Il "passivo di danni" del giapponese e i costrutti col dativo dell'italiano
Shinji YAMAMOTO
Quel tipo di (pseudo-) passivo della lingua giapponese, comunemente chiamato "di danni" in quanto implica che il soggetto soffra delle conseguenze non positive addotte dall'evento espresso, somiglia spesso nel signifcato, insieme alle sue sfumature, ad un certo tipo di costrutto italiano col pronome dativo che rapparesenta il soggetto che subisce l'evento che gli si percuote, dando così una struttura semantica ([SOGGETTO gli] [PREDICATO è morto il padre]) che accomuna questo tipo di frase al suddetto "passivo di danni" giapponese.

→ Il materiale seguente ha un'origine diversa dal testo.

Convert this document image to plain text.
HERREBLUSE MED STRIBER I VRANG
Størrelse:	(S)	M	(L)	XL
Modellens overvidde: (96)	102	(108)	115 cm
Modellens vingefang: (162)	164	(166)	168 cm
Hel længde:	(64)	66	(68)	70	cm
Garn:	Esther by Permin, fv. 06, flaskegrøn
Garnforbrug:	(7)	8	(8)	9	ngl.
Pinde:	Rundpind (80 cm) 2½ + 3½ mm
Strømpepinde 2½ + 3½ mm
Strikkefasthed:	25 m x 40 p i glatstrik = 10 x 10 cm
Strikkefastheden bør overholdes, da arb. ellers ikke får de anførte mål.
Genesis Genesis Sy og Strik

Questa struttura sarebbe riconoscibile anche in alcuni altri tipi di costrutti, esprimenti p. es. deprivazione (mi hanno rubato la borsa), proibizione (mi hanno vietato la partecipazione alla riunione), ecc., che di solito vengono trattati separatamente e non in una prospettiva unitaria.
Anche le espressioni verbali che prendono come l'oggetto una parte del corpo, che si realizzano spesso nel riflessivo (egli si lava le mani), hanno una struttura simile, sempre col pronome dativo rappresentante il soggetto che subisce il processo espresso dal predicato, il che spiega come le azioni che vengono dall'interno, benché suppongano come l'oggetto una parte del corpo (egli alza una mano), siano espresse senza ricorrere al dativo, visto che in esse il soggetto non subisce le azioni addotte dall'esterno.